Chaque année, des milliers de jeunes quittent l’école sans diplôme. Au-delà des drames individuels, ce décrochage a un coût massif pour la société. Selon une étude publiée ce lundi 19 mai par le Boston Consulting Group et la fondation Apprentis d’Auteuil, chaque élève décrocheur représenterait un surcoût de 340 000 euros sur l’ensemble de sa vie active.
Une perte fiscale colossale, des coûts sociaux durables
L’étude s’appuie sur une définition stricte : est considéré comme décrocheur tout individu dont le niveau d’études ne dépasse pas le brevet des collèges. En 2024, 7,6 % des 18-24 ans étaient dans ce cas, soit environ 75 000 jeunes par an. Ce manque de qualification a des conséquences directes : des revenus moindres, un taux de chômage doublé, un recours accru aux aides sociales. Résultat : 259 000 euros de manque à gagner pour la collectivité en impôts et cotisations, 49 000 euros en coûts liés à la justice, 48 000 euros d’aides sociales supplémentaires, 29 000 euros dus au chômage, et 11 000 euros de dépenses de santé majorées. Soit un total de 396 000 euros, duquel est retranché le coût moyen des études des diplômés (56 000 euros), pour aboutir à ce chiffre-clé de 340 000 euros.

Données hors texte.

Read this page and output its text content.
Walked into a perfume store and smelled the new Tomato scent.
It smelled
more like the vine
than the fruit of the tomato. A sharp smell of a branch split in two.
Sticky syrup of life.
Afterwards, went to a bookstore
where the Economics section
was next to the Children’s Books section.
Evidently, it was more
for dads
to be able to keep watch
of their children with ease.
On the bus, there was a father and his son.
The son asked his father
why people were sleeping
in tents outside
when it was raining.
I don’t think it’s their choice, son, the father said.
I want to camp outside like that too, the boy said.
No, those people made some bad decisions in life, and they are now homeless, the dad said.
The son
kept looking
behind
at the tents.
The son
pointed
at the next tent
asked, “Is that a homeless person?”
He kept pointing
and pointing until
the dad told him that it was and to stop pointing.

Une crise évitable… mais sous surveillance
L’inflation explique en partie l’augmentation de ce coût par rapport à l’estimation de 2012 (230 000 euros). Mais la part liée à l’aggravation des inégalités est tout aussi préoccupante. Selon le Boston Consulting Group, la précarisation des emplois peu qualifiés, accélérée par les progrès technologiques et l’intelligence artificielle, risque d’aggraver encore le phénomène. Pourtant, le tableau n’est pas entièrement sombre. Le taux de décrochage en France est passé de 11 % en 2006 à 7,6 % en 2023, mieux que la moyenne européenne. La fondation Apprentis d’Auteuil y voit la preuve que des actions ciblées fonctionnent. Encore faut-il les généraliser. Car comme le rappelle l’étude, prévenir le décrochage scolaire, c’est aussi investir dans l’équilibre économique et social du pays.